The moves signal an easing of tensions between the two economic superpowers ahead of a much-anticipated meeting of top-level negotiators next month.
They also provided an extra shot in the arm for investors as they await key announcements from the US and European central banks that are expected to see a further easing of monetary policy.
In a tweet on Wednesday night, Trump said: “We have agreed, as a gesture of good will, to move the increased Tariffs on 250 Billion Dollars worth of goods (25% to 30%), from October 1st to October 15th.”
He added that the delay was requested by “Vice Premier of China, Liu He, and due to the fact that the People’s Republic of China will be celebrating their 70th Anniversary”, on October 1.
Earlier in the day, China said it would temporarily exempt 16 categories of US exports from tariff increases in an olive branch to Washington before the talks take place and which Trump described as “a big move”.
The more conciliatory tone from both sides — after months of rancour — fuelled hopes they can edge towards a solution to their long-running trade war, which has jolted the global economy and stock markets.
The delay “shows Trump doesn’t want to increase tariffs before the trade talks in early October and it creates good conditions”, said Tommy Xie, an economist at Oversea-Chinese Banking Corp. “It adds to the hope that there’ll be good news from the October meeting, and markets will wait and see.”
Wednesday’s developments were broadly welcomed though Asian markets struggled to hold on to initial rallies owing to profit-taking from a healthy run-up this week.
– Central banks in focus –
Tokyo ended the morning 0.8 percent higher and Shanghai added 0.2 percent while Sydney climbed 0.5 percent. Wellington and Taipei also rose, as did Jakarta, but Hong Kong dipped 0.2 percent.
Jun Inoue, a senior economist at Mizuho Research Institute, said Trump’s move indicates he “can be flexible to get concessions from China and that he’s not trying to punish Beijing at any cost”.
The apparent easing of trade tensions boosted oil prices as the prospect of an end to the row revived hopes for demand.
However, the gains followed a sharp drop for both main contracts as traders bet on a possible return of Iranian crude to the market after the firing of Trump’s hawkish national security adviser John Bolton eased fears of a conflagration in the Middle East.
Traders are now turning their attention to Frankfurt, where the European Central Bank is expected to unveil economy-boosting stimulus.

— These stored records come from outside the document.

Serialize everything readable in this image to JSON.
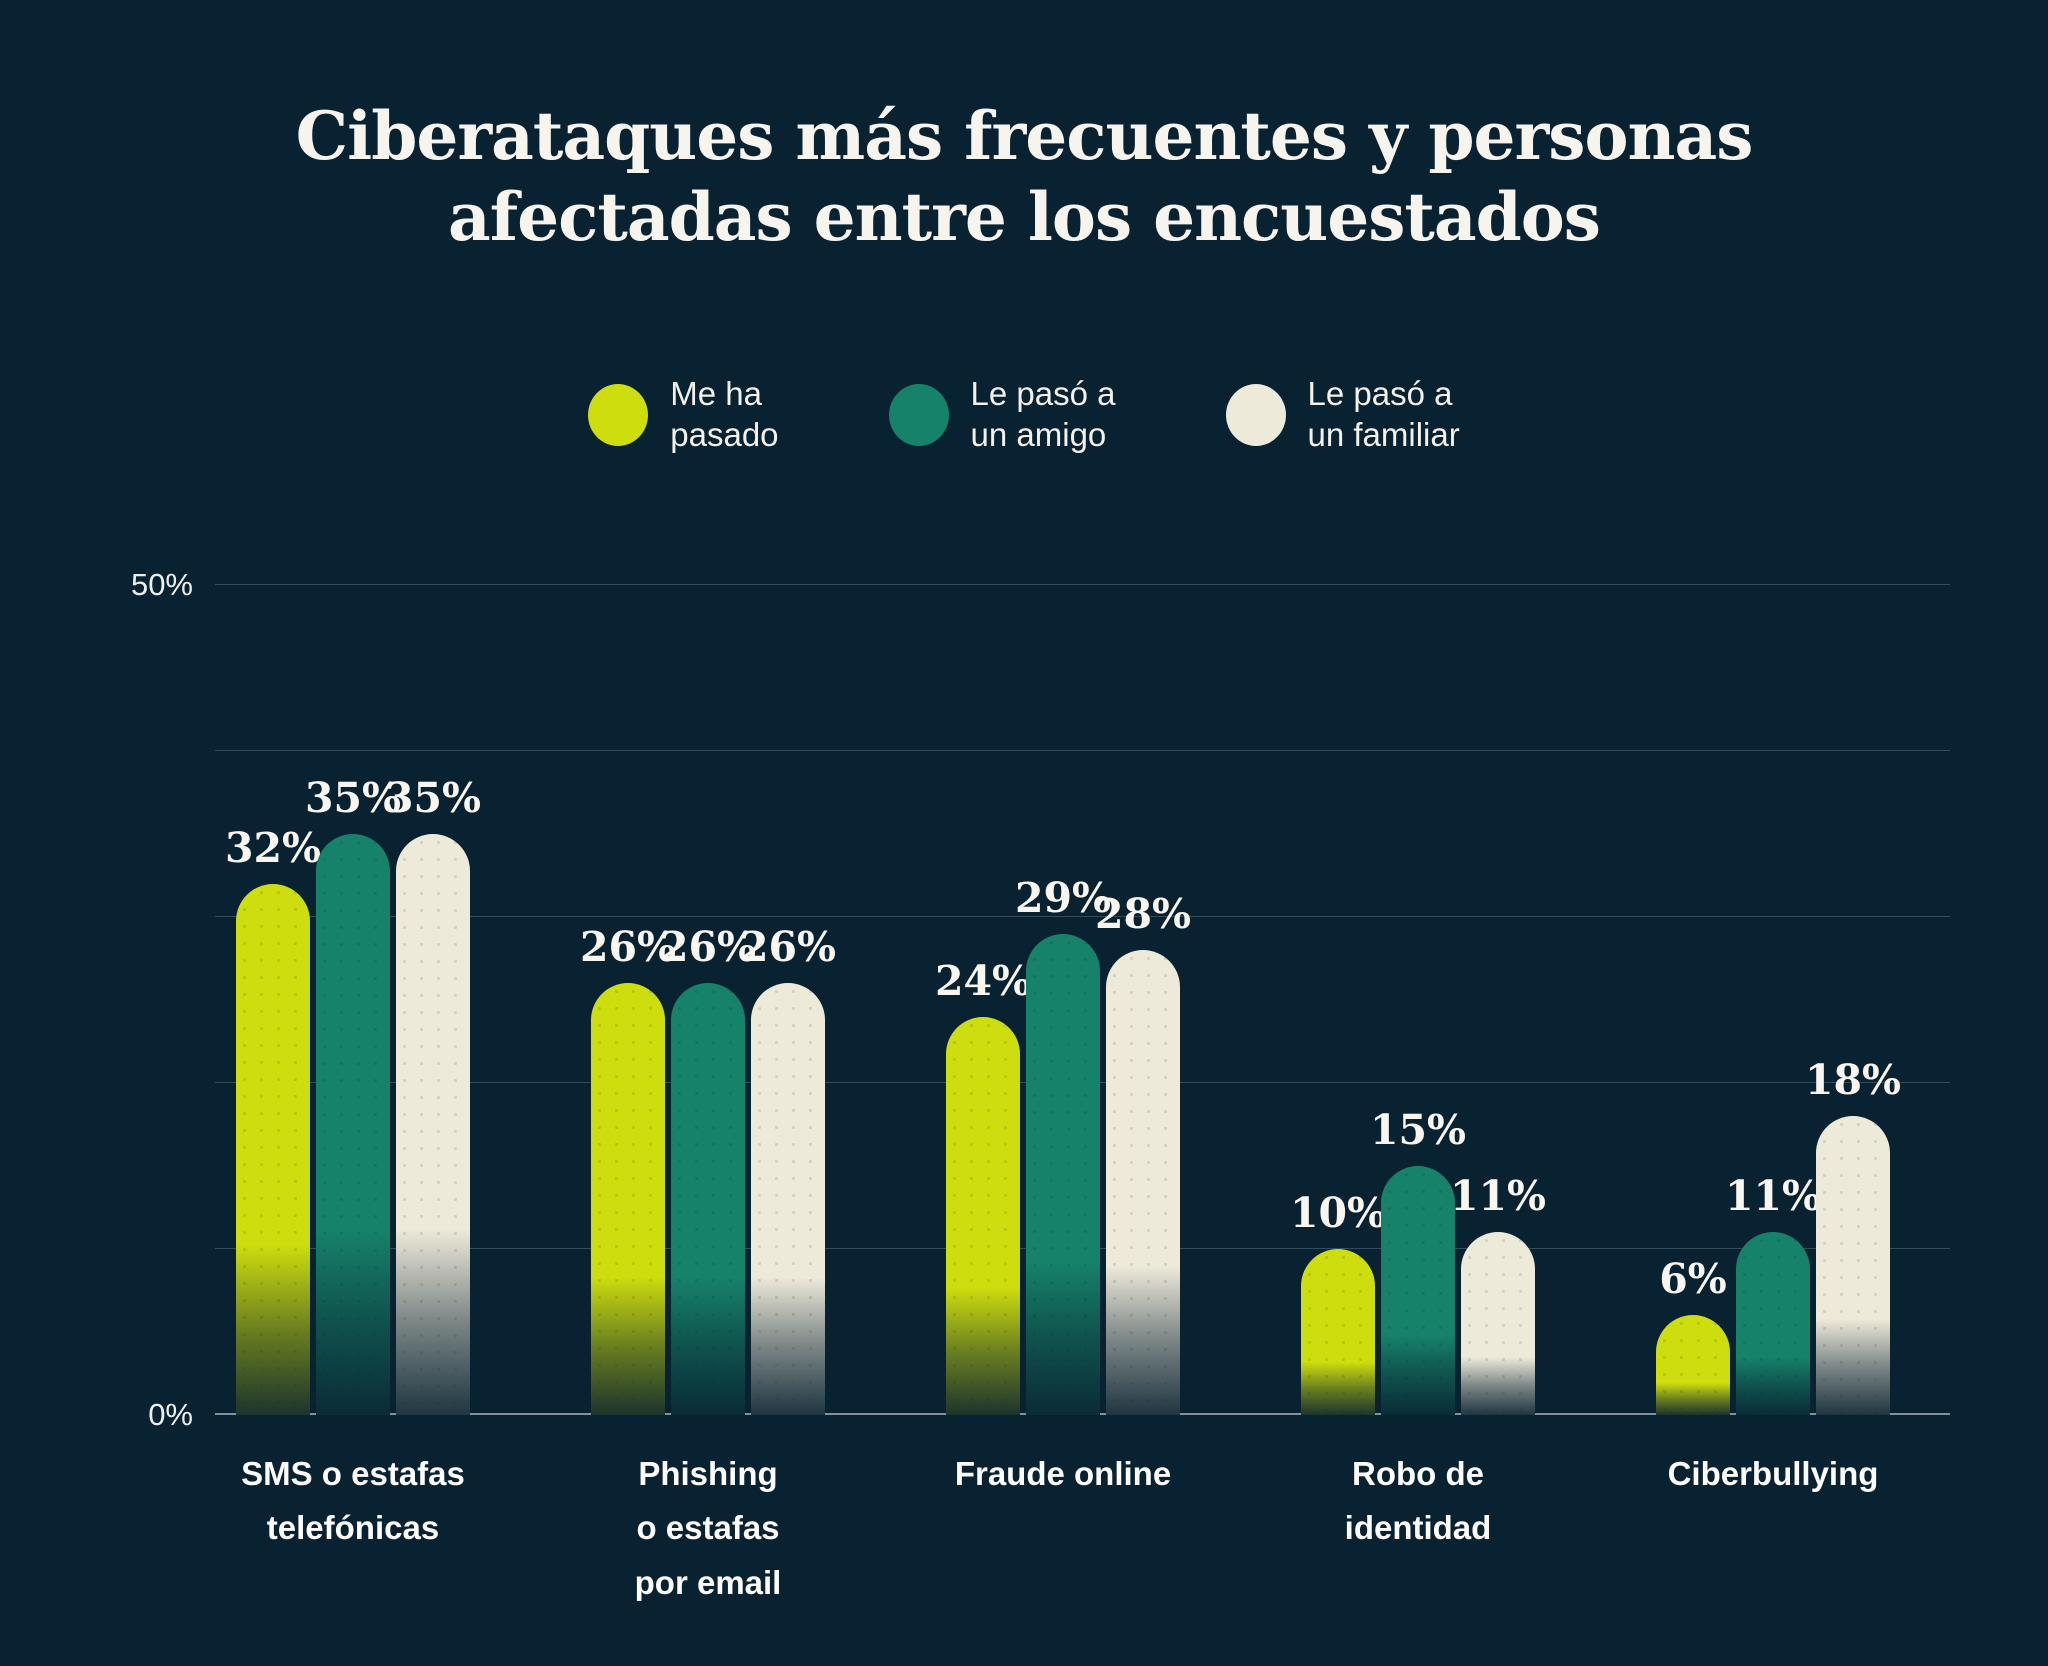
{
  "title": "Ciberataques más frecuentes y personas\nafectadas entre los encuestados",
  "legend": {
    "items": [
      {
        "label": "Me ha\npasado",
        "color": "#CDDD0E"
      },
      {
        "label": "Le pasó a\nun amigo",
        "color": "#16826A"
      },
      {
        "label": "Le pasó a\nun familiar",
        "color": "#EEEADA"
      }
    ]
  },
  "colors": {
    "background": "#092231",
    "grid": "rgba(160,185,198,0.28)",
    "baseline": "rgba(210,222,230,0.6)",
    "title_text": "#F6F4ED",
    "value_label_text": "#F8F6EE",
    "series_yellow": "#CDDD0E",
    "series_teal": "#16826A",
    "series_cream": "#EEEADA"
  },
  "chart_data": {
    "type": "bar",
    "title": "Ciberataques más frecuentes y personas afectadas entre los encuestados",
    "categories": [
      "SMS o estafas\ntelefónicas",
      "Phishing\no estafas\npor email",
      "Fraude online",
      "Robo de\nidentidad",
      "Ciberbullying"
    ],
    "series": [
      {
        "name": "Me ha pasado",
        "color": "#CDDD0E",
        "values": [
          32,
          26,
          24,
          10,
          6
        ],
        "display": [
          "32%",
          "26%",
          "24%",
          "10%",
          "6%"
        ]
      },
      {
        "name": "Le pasó a un amigo",
        "color": "#16826A",
        "values": [
          35,
          26,
          29,
          15,
          11
        ],
        "display": [
          "35%",
          "26%",
          "29%",
          "15%",
          "11%"
        ]
      },
      {
        "name": "Le pasó a un familiar",
        "color": "#EEEADA",
        "values": [
          35,
          26,
          28,
          11,
          18
        ],
        "display": [
          "35%",
          "26%",
          "28%",
          "11%",
          "18%"
        ]
      }
    ],
    "xlabel": "",
    "ylabel": "",
    "ylim": [
      0,
      50
    ],
    "yticks": [
      0,
      10,
      20,
      30,
      40,
      50
    ],
    "ytick_labels": {
      "0": "0%",
      "50": "50%"
    },
    "grid": true,
    "legend_position": "top"
  }
}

While the exact measures are unknown observers say it could cut interest rates deeper into negative territory or a new mass bond-buying drive, among other things.
Then, next week the Federal Reserve meets, with speculation rife that it will lower borrowing costs again, which would please Trump, who in a Twitter outburst on Wednesday said they should “BE BROUGHT WAY DOWN”.
In share trading, Hong Kong Exchanges and Clearing sank more than three percent after its shock bid of almost US$40 billion for the London Stock Exchange Group on Wednesday.
Reports said the proposal is likely to fail, however, as it is dependent on the LSEG scrapping a planned $27 billion takeover of US financial data provider Refinitiv, which the three-centuries-old exchange said it “remains committed” to buying.
There are also concerns about ongoing unrest in Hong Kong and the influence of China in the group, the Financial Times reported.